Recently, I was asked to review a grant proposal, the award would result in several hundred thousand dollars (and in today’s economy, no small change). The PI’s passion came through in the proposal’s text. However, the PI and the PI’s colleagues did some major lumping in the text that confounded the proposed outcomes. I didn’t see how what was being proposed would result in what was said to happen. This is an evaluative task. I was charged to with evaluating the proposal on technical merit, possibility of impact (certainly not world peace), and achievability. The proposal was lofty and meant well. The likelihood that it would accomplish what it proposed was unclear, despite the PI’s passion. When reviewing a proposal, it is important to think big picture as well as small picture. Most proposals will not be sustainable after the end of funding. Will the proposed project be able to really make an impact (and I’m not talking here about world peace).
I attended a meeting recently that focused on various aspects of diversity. (Now among the confounding here is what does one mean by diversity; is it only the intersection of gender and race/ethnicity? Or something bigger, more?) One of the presenters talked about how just by entering into the conversation, the participants would be changed. I wondered, how can that change be measured?
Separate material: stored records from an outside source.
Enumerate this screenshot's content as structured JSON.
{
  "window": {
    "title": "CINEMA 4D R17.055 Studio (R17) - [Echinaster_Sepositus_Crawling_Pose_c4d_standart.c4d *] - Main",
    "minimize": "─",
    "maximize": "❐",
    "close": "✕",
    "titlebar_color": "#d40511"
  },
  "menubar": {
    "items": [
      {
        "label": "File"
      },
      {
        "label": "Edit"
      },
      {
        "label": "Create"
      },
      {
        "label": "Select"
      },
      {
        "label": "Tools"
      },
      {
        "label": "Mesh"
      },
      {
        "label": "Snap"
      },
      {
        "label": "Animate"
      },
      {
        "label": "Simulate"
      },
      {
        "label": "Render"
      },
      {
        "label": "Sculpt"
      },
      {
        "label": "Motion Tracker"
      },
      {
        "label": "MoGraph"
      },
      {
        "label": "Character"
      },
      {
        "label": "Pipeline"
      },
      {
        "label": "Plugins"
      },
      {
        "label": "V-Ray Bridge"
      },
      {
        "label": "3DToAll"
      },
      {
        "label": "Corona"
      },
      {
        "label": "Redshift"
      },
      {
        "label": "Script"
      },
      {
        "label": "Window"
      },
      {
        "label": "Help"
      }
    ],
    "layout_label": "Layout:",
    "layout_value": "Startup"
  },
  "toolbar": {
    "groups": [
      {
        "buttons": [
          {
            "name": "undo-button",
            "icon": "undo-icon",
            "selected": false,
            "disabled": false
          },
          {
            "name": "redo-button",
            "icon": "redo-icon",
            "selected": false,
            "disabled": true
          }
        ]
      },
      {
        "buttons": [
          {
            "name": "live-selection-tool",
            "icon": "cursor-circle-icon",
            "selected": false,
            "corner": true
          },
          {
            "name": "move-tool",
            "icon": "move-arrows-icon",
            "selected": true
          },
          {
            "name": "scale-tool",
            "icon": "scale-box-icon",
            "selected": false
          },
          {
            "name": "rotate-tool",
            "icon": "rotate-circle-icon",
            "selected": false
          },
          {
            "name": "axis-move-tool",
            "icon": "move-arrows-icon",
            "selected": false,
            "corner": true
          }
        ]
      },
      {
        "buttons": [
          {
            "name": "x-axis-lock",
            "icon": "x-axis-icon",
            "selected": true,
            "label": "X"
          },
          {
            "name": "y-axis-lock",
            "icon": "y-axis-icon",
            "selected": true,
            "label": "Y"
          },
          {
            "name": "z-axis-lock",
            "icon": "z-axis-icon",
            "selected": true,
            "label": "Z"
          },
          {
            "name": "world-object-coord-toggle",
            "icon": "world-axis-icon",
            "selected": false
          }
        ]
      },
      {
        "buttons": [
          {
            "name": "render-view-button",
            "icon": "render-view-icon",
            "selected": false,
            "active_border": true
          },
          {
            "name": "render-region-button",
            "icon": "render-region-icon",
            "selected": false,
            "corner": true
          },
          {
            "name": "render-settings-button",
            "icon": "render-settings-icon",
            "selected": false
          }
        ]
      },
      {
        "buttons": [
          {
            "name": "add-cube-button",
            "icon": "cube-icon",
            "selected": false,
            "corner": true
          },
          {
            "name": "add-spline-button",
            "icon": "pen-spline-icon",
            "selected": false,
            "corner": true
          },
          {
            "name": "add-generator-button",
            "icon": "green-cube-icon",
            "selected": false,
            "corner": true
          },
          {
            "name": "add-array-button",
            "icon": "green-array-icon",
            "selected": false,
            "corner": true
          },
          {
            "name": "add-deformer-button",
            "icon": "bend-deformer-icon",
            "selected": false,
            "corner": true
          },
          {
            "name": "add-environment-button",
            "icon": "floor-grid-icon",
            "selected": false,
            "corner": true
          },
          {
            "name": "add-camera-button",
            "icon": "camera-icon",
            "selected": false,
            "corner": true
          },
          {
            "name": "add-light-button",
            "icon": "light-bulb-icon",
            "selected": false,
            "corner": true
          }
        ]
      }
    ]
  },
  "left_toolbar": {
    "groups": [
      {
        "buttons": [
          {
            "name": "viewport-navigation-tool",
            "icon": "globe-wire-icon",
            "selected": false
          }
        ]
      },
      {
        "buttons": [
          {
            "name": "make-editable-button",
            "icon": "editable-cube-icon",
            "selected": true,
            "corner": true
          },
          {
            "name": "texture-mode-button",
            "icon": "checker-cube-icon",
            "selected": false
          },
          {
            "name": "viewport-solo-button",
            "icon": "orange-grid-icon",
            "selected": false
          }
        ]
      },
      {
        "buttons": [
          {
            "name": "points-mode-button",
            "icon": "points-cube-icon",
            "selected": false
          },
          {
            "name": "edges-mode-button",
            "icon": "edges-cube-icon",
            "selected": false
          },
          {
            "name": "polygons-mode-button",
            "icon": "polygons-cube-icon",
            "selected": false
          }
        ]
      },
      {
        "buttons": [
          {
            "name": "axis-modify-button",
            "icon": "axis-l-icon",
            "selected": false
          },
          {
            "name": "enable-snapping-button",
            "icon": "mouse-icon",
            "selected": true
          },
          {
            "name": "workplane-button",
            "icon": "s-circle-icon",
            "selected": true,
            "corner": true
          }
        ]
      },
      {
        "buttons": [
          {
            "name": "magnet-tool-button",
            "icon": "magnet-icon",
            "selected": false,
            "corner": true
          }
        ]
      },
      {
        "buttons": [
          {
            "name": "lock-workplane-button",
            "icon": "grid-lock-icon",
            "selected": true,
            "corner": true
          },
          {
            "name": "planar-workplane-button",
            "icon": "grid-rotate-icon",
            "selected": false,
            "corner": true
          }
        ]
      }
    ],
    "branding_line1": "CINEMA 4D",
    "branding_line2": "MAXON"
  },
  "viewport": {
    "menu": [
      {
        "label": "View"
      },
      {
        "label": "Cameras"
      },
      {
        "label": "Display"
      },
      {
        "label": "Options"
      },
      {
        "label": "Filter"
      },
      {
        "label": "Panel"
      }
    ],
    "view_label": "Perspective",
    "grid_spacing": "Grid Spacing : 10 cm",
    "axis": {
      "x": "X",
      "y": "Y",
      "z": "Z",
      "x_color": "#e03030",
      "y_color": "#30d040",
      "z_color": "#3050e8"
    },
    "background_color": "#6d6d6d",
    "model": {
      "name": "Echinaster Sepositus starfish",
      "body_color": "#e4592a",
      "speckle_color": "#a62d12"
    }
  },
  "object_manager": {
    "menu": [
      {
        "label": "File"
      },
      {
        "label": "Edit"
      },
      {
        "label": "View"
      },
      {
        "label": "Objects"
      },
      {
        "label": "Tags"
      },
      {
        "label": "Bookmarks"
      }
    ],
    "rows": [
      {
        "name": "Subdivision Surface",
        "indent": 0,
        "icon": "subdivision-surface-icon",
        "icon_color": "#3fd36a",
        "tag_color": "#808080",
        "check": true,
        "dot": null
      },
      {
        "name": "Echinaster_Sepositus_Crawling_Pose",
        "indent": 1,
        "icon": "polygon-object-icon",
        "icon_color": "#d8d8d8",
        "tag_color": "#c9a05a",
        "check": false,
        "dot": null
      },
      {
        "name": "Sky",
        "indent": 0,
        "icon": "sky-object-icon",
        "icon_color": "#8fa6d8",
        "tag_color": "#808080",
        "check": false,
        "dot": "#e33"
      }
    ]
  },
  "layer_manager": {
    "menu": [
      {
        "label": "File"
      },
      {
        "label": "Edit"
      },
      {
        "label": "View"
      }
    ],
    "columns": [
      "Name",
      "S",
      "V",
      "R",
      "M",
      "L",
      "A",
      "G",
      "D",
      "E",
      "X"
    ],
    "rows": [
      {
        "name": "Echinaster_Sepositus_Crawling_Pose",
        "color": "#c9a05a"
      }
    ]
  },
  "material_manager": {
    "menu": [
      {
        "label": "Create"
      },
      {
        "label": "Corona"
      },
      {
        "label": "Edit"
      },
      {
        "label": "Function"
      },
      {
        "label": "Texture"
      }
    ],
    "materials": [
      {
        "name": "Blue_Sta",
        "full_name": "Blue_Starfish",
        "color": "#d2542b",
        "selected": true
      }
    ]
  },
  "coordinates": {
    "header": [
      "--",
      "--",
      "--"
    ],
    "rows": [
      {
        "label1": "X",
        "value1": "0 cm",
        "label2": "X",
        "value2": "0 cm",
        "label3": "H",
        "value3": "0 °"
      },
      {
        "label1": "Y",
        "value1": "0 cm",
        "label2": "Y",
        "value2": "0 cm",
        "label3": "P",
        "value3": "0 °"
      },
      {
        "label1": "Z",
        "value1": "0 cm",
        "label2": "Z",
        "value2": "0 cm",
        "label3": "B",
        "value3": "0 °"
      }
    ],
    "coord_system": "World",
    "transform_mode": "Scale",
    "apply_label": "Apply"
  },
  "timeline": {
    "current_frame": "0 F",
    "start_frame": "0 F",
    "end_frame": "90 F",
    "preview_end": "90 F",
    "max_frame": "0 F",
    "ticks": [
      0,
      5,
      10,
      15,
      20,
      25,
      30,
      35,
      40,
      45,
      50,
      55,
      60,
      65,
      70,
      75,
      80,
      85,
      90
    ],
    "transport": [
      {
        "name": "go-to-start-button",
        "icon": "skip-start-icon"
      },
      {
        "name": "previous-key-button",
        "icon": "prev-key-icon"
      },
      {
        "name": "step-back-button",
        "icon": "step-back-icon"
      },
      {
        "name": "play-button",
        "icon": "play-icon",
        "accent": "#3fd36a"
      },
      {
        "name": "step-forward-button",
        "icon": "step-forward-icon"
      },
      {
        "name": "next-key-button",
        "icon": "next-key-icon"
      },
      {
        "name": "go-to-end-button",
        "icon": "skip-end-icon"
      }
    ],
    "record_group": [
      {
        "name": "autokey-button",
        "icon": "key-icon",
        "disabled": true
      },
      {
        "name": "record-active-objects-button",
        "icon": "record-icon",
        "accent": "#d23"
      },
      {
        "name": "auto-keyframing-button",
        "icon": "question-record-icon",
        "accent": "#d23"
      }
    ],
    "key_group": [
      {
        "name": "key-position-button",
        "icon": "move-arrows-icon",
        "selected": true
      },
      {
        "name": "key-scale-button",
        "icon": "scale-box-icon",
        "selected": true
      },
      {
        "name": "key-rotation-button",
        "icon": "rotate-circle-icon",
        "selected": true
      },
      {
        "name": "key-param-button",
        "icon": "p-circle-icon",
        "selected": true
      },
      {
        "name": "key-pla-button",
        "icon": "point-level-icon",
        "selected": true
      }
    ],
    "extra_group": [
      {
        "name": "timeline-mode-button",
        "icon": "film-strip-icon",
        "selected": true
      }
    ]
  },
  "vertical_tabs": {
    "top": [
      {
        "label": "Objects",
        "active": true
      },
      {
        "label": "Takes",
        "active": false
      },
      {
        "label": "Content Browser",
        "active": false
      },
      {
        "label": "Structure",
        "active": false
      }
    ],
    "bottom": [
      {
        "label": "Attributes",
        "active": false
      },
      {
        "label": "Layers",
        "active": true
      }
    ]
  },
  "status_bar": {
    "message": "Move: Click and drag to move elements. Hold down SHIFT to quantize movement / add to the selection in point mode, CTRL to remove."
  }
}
How would you know that a change took place? Any ideas? Let me know.
A colleague asked whether a focus group could be conducted via email. I had never heard of such a thing (virtual, yes; email, no). Dick Krueger and Mary Ann Casey only talk about electronic reporting in their 4th edition of their Focus Group book. If I go to Wikipedia (keep in mind it is a wiki…), there is a discussion of online focus groups. Nothing offered about email focus groups. So I ask you, readers, is it a focus group if it is conducted by email?